Cuida-se de tarefa gigantesca e por vezes ingrata essa a que se dedicou o professor Secco, o qual, ao discorrer sobre o que ele denomina a “infraestrutura da superestrutura” (ou “economia do livro”), relata-nos que: “Tudo isto escapa à quantificação e permanece como conjunto de indícios lacunares de uma história subterrânea que acompanhou os partidos revolucionários clandestinos no mundo todo” (p. 109).

Nada obstante, o material empírico coligido exibe-se exauriente e impressionante, com denotar a opulenta erudição do autor, e nele divisamos seres humanos de carne e osso que, na sua materialidade histórica, alinhavam o tecido do tempo: aqui Secco filia-se à tradição metodológica de Sartre (evocado na primeira epígrafe do seu livro) e distancia-se do anti-humanismo de Althusser, sem deixar de suplantar com galhardia e airosamente a falsa dicotomia entre arte e ciência na História como disciplina acadêmica, pois Secco combina efetivamente o deleite estético literário, em sua elegante e esmerada narrativa, com o conhecimento científico, mediante evidente contribuição à intelecção de seu objeto de investigação.

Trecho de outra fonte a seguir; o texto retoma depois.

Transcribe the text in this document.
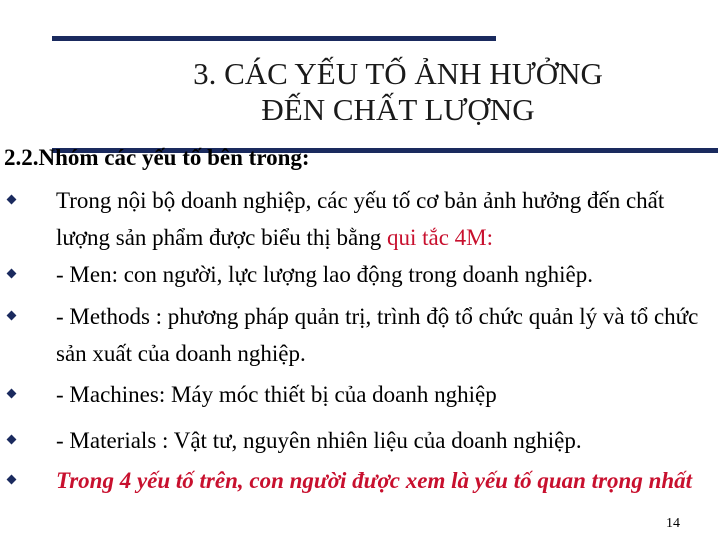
3. CÁC YẾU TỐ ẢNH HƯỞNG
ĐẾN CHẤT LƯỢNG
2.2.Nhóm các yếu tố bên trong:
Trong nội bộ doanh nghiệp, các yếu tố cơ bản ảnh hưởng đến chất lượng sản phẩm được biểu thị bằng qui tắc 4M:
- Men: con người, lực lượng lao động trong doanh nghiêp.
- Methods : phương pháp quản trị, trình độ tổ chức quản lý và tổ chức sản xuất của doanh nghiệp.
- Machines: Máy móc thiết bị của doanh nghiệp
- Materials : Vật tư, nguyên nhiên liệu của doanh nghiệp.
Trong 4 yếu tố trên, con người được xem là yếu tố quan trọng nhất
14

Mister obtemperar, quanto à narrativa da obra ora em comento, que ela proporciona uma tensão crescente até o seu ápice derradeiro, quando o militante ou simpatizante de esquerda brasileiro toma consciência de que a leitura de tal obra consiste, em si mesma, em ato político que culmina em epifania de identificação catártica com o passado emergente em suas linhas e entrelinhas, razão pela qual eu particularmente estou convicto de que o livro aqui comentado deva servir como leitura obrigatória de formação de quadros dos partidos realmente engajados no programa máximo do comunismo.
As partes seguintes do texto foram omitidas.